Where to put the unwanted: An article by Don Thompson in the Vallejo Times-Herald discussed the issue of recently paroled sex offenders living "in hotels throughout California, a year after lawmakers complained about the practice." 60 day notification to communities where the sex offenders are released is now one of the ways that prison officials are trying to respond to public outcry.
No Tricks Allowed: Defense Attorney Stephen Hurley of Wisconsin, is in the Supreme Court hot seat for tricking a boy into trading in his computer for a new laptop. This was done in hopes to exonerate Hurley's client, Gordan Sussman, the boy's accused molester. According to an article by CNN, "a defense analyst discovered hundreds of pornographic images on the computer, including 28 images involving children. Hurley claimed the images showed that the boy accessed child pornography and learned about sex on his own and not through Sussman." Hurley's trick has brought up the question of whether or not attorneys can "participate in covert activities."

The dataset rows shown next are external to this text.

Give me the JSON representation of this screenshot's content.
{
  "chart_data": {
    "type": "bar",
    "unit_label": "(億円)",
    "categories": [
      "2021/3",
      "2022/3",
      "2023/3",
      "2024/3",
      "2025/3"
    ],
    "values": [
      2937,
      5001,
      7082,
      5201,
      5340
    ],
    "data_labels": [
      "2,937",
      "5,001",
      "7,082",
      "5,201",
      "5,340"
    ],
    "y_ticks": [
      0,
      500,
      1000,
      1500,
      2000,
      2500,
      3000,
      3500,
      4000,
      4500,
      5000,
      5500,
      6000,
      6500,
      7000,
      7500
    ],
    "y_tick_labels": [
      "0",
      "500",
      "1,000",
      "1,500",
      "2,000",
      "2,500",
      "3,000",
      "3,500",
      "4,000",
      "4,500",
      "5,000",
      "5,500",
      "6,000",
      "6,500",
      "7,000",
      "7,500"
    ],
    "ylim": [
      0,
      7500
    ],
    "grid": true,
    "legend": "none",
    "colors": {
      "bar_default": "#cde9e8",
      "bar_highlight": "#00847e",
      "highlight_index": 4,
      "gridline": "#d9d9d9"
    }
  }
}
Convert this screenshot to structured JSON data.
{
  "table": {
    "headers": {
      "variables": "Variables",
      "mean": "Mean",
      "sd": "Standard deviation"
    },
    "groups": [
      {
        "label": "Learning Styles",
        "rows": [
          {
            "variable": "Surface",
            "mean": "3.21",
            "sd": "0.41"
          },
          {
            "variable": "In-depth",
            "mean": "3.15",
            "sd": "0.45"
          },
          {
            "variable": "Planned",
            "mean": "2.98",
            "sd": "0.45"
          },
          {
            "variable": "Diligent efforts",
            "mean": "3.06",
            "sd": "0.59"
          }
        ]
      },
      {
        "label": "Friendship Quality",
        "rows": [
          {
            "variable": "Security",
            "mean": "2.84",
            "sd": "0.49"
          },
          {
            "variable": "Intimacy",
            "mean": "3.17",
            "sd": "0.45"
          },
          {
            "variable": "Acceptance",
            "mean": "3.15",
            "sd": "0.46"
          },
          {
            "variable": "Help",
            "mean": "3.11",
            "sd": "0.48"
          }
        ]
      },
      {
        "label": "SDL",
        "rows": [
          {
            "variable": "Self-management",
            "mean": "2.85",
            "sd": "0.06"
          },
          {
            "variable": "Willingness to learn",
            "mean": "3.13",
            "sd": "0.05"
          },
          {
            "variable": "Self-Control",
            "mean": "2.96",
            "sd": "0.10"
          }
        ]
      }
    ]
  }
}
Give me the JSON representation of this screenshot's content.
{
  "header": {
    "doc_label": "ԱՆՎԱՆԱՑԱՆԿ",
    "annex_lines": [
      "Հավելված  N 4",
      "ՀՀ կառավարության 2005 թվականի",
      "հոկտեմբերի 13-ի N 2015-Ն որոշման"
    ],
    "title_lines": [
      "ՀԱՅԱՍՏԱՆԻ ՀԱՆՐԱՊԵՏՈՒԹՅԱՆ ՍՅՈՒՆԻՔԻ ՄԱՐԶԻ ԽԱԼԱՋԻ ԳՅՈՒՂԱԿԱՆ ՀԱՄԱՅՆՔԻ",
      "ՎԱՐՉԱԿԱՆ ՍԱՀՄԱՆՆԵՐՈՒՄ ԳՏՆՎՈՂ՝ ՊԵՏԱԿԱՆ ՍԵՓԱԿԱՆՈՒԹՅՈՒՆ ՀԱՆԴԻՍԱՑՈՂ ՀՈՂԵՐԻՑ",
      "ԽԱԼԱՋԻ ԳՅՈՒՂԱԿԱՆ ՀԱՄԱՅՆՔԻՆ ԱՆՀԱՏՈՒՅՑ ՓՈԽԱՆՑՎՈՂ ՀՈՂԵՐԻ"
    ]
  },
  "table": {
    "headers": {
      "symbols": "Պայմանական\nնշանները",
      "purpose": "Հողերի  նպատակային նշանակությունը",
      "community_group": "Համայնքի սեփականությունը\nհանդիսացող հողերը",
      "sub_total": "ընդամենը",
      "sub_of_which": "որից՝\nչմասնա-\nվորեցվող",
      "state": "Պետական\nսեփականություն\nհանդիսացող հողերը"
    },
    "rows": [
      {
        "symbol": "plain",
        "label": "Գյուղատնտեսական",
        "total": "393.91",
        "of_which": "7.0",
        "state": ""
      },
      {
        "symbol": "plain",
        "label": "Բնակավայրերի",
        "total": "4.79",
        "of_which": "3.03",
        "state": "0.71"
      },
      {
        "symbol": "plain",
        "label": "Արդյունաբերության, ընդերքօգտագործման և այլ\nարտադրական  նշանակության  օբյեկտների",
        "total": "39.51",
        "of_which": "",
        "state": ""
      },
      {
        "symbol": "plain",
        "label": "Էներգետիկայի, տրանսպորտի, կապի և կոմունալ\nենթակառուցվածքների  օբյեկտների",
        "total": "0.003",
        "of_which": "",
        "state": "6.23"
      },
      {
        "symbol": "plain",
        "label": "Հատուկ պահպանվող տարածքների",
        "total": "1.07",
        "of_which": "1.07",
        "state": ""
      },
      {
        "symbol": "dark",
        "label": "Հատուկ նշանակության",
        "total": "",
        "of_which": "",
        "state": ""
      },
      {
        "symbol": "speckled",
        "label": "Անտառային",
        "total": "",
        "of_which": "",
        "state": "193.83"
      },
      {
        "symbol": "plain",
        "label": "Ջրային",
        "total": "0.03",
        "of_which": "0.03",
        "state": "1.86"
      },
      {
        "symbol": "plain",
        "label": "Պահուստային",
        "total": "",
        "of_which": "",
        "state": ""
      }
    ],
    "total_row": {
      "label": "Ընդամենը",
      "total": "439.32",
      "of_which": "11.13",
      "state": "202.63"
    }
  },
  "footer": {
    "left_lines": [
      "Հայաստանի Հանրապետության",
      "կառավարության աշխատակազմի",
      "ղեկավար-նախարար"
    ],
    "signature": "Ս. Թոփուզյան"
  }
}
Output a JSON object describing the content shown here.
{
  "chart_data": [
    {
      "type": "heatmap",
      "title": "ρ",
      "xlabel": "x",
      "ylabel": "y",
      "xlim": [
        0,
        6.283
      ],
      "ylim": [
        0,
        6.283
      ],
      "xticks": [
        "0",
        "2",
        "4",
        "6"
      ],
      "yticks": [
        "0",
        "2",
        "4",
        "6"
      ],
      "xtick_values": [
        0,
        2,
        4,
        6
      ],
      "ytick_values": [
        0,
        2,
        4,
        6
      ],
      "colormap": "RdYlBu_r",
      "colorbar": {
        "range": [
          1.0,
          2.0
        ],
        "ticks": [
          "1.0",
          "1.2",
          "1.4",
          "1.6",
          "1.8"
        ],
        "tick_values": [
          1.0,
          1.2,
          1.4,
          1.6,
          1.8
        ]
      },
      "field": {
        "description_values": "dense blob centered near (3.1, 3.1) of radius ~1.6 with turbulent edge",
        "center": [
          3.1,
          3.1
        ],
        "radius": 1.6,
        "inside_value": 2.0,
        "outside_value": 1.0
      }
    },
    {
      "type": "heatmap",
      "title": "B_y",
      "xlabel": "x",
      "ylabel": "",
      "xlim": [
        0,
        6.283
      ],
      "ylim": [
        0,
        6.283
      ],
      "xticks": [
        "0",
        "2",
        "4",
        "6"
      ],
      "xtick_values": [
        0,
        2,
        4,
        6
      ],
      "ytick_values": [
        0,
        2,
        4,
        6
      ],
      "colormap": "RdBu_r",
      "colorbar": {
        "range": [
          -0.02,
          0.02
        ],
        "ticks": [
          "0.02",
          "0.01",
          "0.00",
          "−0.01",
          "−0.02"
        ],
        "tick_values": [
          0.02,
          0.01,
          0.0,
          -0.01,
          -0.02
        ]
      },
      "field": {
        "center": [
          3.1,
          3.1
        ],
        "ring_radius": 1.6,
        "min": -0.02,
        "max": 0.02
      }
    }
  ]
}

Problems in Texas: Texas' juvenile prison system is under review of its extended prison sentences to roughly 90% of the juvenile inmates, according to this AP story. The commission reviewing the system, was created by Governor Rick Perry after the molestation of juvenile boys by officers was discovered.
A 5-4 vote by Washington Supreme Court says the Department of Corrections can take non-work related money (i.e. money from families) of inmates serving life without parole, "to pay off their legal financial obligations such as victim restitution, court costs or attorney fees." The full article can be found here.
Minnesota Supreme Court ruled in a split decision that "convicted predatory offenders who live on American Indian reservations must register with the state," according to this AP story. The ruling now makes registration on a reservation a criminal statute, giving the state the right to know where offenders live.